Su paleta de materiales no conoce límites; desde las diapositivas rescatadas de un contenedor de basura hasta cartón de cajas de supermercado y hojas de guías telefónicas viejas. Recientemente, expandió este lenguaje hacia otros soportes con la misma carga conceptual, incorporando piezas de rompecabezas. El objetivo es claro: generar un chispazo de reconocimiento en quien observa. Al identificar un fragmento de su propia cotidianidad, el espectador es invitado a iniciar un recorrido total y profundo por la obra.
Creatividad
El proceso creativo de la artista platense se rige por la continuidad. Adriana no concibe piezas aisladas; trabaja en series. Cada una de sus obras funciona como un capítulo dentro de una gran producción audiovisual, un eslabón de un relato completo que se va construyendo en el día a día. “Yo estoy haciendo esto y esto mismo me lleva a otra idea. Cuanto más hago, más ideas se me vienen. Es una cadena sin fin”, confiesa la artista en su taller ubicado en el barrio de La Loma.
Acrílicos, tintas, objetos, mapas, papel, collages, pájaros, lápices, orígenes, postales, diarios y cuadernos, animales, ciudades. Su colección es enorme. Su elección del acrílico por sobre el óleo responde a una necesidad formal y temporal: “el secado rápido me permite lograr esos planos plenos y netos de color que definen su impronta visual”; algo impensable bajo los tiempos del óleo.

En su obra hay un hilo conductor arraigado a la cotidianeidad y a la cultura local. Ya sea de manera sutil o explícita, la Argentina se cuela en sus piezas, como una pieza en donde deja su huella digital texturada con los colores locales. Esta conexión con la historia material del país se traduce en obras icónicas, como aquella pieza adquirida por un coleccionista cordobés, confeccionada enteramente con billetes históricos argentinos que van desde la segunda emisión del siglo XIX en adelante.

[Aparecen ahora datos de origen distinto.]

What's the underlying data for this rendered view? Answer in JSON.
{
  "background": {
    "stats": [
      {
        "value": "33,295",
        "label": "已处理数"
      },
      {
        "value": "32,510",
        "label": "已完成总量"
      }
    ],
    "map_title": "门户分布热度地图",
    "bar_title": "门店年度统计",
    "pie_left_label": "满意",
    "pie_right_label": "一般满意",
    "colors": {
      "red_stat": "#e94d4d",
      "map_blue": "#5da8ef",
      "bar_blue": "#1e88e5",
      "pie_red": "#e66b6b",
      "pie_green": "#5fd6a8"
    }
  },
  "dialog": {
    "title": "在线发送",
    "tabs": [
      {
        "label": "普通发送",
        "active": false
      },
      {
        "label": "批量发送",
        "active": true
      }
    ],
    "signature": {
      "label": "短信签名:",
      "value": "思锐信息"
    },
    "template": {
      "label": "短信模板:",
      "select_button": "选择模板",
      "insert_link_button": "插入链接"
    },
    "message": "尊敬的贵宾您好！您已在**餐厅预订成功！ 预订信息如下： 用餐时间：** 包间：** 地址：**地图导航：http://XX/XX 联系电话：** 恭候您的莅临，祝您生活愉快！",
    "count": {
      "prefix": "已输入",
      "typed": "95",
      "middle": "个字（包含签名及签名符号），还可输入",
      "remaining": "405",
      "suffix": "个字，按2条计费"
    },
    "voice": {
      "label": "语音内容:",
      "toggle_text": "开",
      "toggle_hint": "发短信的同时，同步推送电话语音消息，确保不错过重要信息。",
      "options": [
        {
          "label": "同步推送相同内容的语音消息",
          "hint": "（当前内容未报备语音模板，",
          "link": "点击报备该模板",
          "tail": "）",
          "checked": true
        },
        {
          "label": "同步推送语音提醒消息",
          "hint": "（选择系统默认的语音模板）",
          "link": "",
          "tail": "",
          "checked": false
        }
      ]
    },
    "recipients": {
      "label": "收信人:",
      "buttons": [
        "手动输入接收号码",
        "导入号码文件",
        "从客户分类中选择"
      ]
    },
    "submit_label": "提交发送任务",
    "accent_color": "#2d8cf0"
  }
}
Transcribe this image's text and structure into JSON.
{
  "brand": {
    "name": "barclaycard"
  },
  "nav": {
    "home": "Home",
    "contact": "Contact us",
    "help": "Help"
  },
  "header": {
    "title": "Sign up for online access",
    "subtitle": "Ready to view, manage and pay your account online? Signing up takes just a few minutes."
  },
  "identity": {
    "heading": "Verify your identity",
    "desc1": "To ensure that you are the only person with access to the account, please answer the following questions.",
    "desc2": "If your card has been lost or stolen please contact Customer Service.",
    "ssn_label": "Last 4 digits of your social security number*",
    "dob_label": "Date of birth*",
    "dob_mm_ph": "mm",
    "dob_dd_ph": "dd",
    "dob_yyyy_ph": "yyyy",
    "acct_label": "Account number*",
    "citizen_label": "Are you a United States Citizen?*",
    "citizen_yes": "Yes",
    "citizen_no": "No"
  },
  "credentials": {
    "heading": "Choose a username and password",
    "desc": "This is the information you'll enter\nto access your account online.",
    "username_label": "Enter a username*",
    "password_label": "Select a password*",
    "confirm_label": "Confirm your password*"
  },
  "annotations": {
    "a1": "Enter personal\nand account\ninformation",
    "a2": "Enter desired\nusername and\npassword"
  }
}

Para Adriana Mas, la obra no se completa en la soledad del taller ni se limita a la contemplación pasiva en la pared de una galería. Su paso por espacios emblemáticos —como el Museo Provincial de Misiones, galerías en Cerro de las Rosas (Córdoba) o Tucumán— siempre está acompañado de una propuesta de activación.
Involucrar al público, generar comunidad a través del descarte que sus conocidos le acercan para que ella transforme, y proponer actividades en cada espacio donde expone son pilares fundamentales de su filosofía. El arte, para ella, es un ida y vuelta; una circularidad perfecta entre el residuo recuperado, la creación incansable y la mirada activa del espectador.
Recientemente, Adriana expuso parte de su obra en el Café de las Artes del Pasaje Dardo Rocha. En breve va a llevar su obra “Libro de Artista” al Museo de Cuernavaca en Morelos (Mexico). Actualmente, la artista platense proyecta un desembarco a gran escala en su ciudad natal, planeando una obra de dimensiones monumentales que busca intervenir y dialogar directamente con el espacio público/cultural de La Plata.”Quiero hacer una obra gigantesca en La Plata, una obra de grandes módulos. Estoy trabajando en eso. La idea es que sean unos 3.400 metros; algo monumental e inédito para la ciudad”.